Indexing speeds up searching by organizing the data into a search tree which can be quickly traversed to find a particular record. PostgreSQL supports three kinds of indexes by default: B-Trees are used for data which can be sorted along one axis; for example, numbers, letters, dates.
GIS data cannot be rationally sorted along one axis which is greater, 0,0 or 0,1 or 1,0? R-Trees break up data into rectangles, and sub-rectangles, and sub-sub rectangles, etc.
GiST Generalized Search Trees indexes break up data into "things to one side", "things which overlap", "things which are inside" and can be used on a wide range of data-types, including GIS data. In addition to GIS indexing, GiST is used to speed up searches on all kinds of irregular data structures integer arrays, spectral data, etc which are not amenable to normal B-Tree indexing. Once a GIS data table exceeds a few thousand rows, you will want to build an index to speed up spatial searches of the data unless all your searches are based on attributes, using libpq floats and binary data which case you'll want to build a normal index on the attribute fields.
Building a spatial index is a computationally intensive exercise: After building an index, it using libpq floats and binary data important to force PostgreSQL to collect table statistics, which are used to optimize query plans:. Firstly, GiST indexes are "null safe", meaning they can index columns which using libpq floats and binary data null values. Lossiness allows PostgreSQL to store only the "important" part of an object in an index -- in the case of GIS objects, just the bounding box.
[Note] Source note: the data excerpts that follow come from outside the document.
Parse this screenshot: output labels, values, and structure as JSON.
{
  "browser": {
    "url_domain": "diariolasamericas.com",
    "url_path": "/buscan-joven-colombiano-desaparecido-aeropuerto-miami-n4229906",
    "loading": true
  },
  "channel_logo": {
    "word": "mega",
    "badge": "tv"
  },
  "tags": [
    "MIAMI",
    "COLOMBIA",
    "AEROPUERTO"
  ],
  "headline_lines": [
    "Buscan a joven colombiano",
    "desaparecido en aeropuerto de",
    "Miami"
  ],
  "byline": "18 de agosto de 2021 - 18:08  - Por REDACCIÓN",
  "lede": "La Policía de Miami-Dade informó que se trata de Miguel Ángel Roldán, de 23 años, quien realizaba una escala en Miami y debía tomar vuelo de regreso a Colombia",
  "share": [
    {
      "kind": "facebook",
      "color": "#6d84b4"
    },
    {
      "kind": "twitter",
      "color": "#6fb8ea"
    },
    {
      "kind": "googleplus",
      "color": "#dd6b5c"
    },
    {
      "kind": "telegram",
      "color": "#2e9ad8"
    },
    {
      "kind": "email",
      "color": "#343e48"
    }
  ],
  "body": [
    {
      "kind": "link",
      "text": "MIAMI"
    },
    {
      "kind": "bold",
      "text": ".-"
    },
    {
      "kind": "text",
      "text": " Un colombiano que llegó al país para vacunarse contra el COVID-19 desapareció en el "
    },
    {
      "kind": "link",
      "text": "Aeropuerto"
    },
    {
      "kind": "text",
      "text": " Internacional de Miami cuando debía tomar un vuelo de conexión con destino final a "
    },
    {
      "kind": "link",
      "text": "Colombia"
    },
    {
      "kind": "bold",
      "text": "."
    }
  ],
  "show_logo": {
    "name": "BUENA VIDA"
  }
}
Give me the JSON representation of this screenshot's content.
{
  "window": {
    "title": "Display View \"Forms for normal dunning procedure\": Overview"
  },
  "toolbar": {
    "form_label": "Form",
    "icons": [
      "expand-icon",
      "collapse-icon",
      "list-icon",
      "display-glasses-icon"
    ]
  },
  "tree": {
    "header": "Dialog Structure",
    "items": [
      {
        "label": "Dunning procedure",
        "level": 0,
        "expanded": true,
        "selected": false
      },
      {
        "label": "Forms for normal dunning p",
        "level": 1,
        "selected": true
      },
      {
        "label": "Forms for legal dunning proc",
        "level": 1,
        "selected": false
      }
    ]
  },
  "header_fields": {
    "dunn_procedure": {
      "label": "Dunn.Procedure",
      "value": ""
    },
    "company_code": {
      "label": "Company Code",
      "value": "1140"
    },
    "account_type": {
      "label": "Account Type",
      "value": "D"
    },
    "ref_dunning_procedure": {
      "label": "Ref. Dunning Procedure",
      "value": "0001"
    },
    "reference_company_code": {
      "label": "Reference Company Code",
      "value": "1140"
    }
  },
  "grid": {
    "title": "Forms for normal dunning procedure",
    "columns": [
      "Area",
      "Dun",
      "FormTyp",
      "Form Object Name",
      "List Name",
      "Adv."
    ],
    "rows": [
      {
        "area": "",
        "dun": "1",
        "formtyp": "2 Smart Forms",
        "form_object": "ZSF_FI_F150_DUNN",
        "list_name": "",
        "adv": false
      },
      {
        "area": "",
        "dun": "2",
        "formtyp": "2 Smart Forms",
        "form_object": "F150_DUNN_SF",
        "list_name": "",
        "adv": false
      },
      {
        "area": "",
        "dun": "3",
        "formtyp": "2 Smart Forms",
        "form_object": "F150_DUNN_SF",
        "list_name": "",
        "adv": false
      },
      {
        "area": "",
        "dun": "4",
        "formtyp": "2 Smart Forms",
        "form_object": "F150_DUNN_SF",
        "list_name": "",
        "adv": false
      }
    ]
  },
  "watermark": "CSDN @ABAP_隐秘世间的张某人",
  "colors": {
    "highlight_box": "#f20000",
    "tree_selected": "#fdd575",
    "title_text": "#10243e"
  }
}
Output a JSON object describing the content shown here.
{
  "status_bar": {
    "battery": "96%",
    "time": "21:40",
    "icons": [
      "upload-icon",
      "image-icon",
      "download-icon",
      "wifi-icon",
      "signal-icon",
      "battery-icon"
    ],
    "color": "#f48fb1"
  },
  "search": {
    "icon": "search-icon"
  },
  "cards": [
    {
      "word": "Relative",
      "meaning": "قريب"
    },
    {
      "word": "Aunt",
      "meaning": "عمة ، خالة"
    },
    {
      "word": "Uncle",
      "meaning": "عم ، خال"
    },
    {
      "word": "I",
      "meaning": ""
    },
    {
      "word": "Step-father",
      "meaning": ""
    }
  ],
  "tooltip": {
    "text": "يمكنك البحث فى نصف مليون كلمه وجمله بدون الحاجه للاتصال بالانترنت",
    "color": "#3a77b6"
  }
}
Ordinarily, indexes invisibly speed up data access: Unfortunately, the PostgreSQL using libpq floats and binary data planner does not optimize the use of GiST indexes well, so sometimes searches which should use a spatial index instead default to a sequence scan of the whole table. If you find your spatial indexes are not being used or your attribute indexes, for that matter there are a couple things you can do:.
Firstly, make sure statistics are gathered about the number and distributions of values in a table, to provide the query planner with better information to make decisions around index usage. Starting with PostgreSQL 8. You should only use this command sparingly, and only on spatially indexed queries: Default value for the parameter is 4, try setting it to 1 or 2.
Decrementing the value makes the planner more inclined of using Index scans. The raison d'etre of spatial database functionality is performing queries inside the database which would ordinarily require desktop GIS functionality. Using PostGIS effectively requires knowing what spatial functions are available, and ensuring that appropriate indexes are in place to provide good performance.
Functions such as distance cannot use the index to optimize their operation. For example, the following query would be quite slow on a large table:. It will be slow because it is calculating the distance between each point in the table and our specified point, ie. This query selects the same geometries, but it does it in a more efficient way. Assuming that our query box is much smaller than the extents of the entire geometry table, this will drastically reduce the number of distance calculations that need to be done.